Gallagher reconnaît qu’il a dû polir quelque peu ses présences autour du filet adverse, histoire d’arrêter de se mettre les arbitres à dos.

«Je peux comprendre qu’ils m’avaient à l’œil. Au début, j’étais toujours le premier à avoir le nez fourré partout», a convenu Gallagher, sourire espiègle aux lèvres. «Ils ont voulu m’envoyer un message.»

«J’ai fini par le saisir. Je n’ai pas eu le choix, a-t-il poursuivi. Tu as beau avoir la plus grosse tête de cochon, tant que tu ne voudras pas comprendre et que tu ne voudras pas t’ajuster, leur opinion ne changera pas à ton sujet.»

Âgé de 27 ans, Gallagher amorce déjà la huitième saison de sa carrière. En tant qu’adjoint au capitaine Shea Weber, il ne peut se permettre d’avoir des relations houleuses avec les officiels. L’Albertain, qui n’a jamais porté les patineurs rayés dans son cœur, a dû piler sur son orgueil pour assainir ces liens.

«J’ai dû travailler fort sur ma relation avec eux. Au fil des ans, je gagnais de plus en plus leur respect. Il m’a fallu du temps, mais je crois qu’il y a désormais un respect mutuel entre eux et moi.»

Domi l’immaculé

La situation de Domi est un peu similaire.
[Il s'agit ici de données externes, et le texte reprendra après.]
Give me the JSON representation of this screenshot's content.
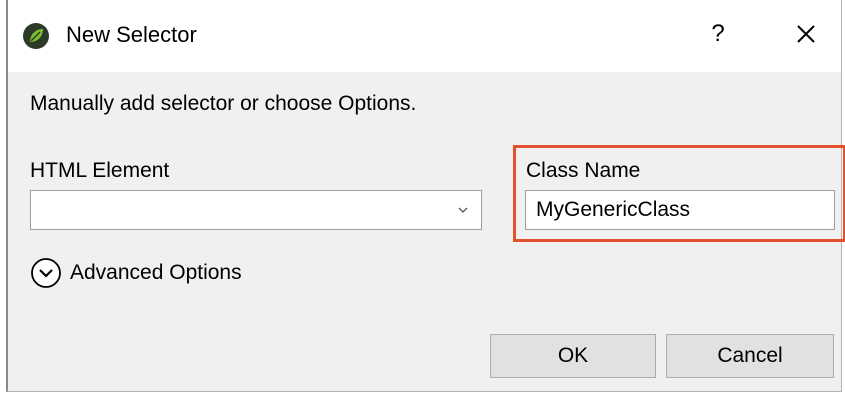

Premier joueur du Canadien depuis Jean Béliveau (1956-1957) à avoir terminé au premier rang de l’équipe dans la colonne des pointeurs et dans celle des minutes de punition, l’an dernier, l’Ontarien n’a toujours pas visité le cachot cette saison.

«Ça fait partie du jeu», a simplement trouvé à dire Domi, toujours beaucoup plus généreux lorsque vient le temps de parler des causes qu’il parraine qu’au moment de livrer ses impressions sur des questions de hockey.

Sa fiche immaculée a bien failli prendre le bord, samedi soir, lorsque son coup de poing raté à l’endroit d’Alexander Kerfoot a échappé à l’attention des arbitres.

Et n’allez pas croire que c’est parce qu’il a développé une relation avec les officiels, comme l’expliquait Gallagher plus haut, qu’il s’en est tiré.

«Pas du tout», a-t-il laissé tomber de la manière outrecuidante dont lui seul a le secret, lorsque l’auteur de ces lignes lui a demandé s’il avait la même philosophie que son coéquipier.

Une intensité appréciée

Une chose est certaine. On ne peut lui enlever son intensité. Une qualité essentielle à tout joueur qui souhaite connaître une longue carrière. Une qualité chère aux yeux de Julien.

«Ce que j’aime de Max, c’est qu’il joue avec beaucoup d’émotion. Je l’ai souvent dit, et c’est la même chose pour tous. Je préfère calmer un joueur qui a trop d’émotions plutôt que d’utiliser mon pied... pour le faire avancer», a indiqué l’entraîneur du Canadien.

Là-dessus, il a tout à fait raison. Et ne vous inquiétez pas. Il serait surprenant de voir Domi en nomination pour le trophée Lady Byng.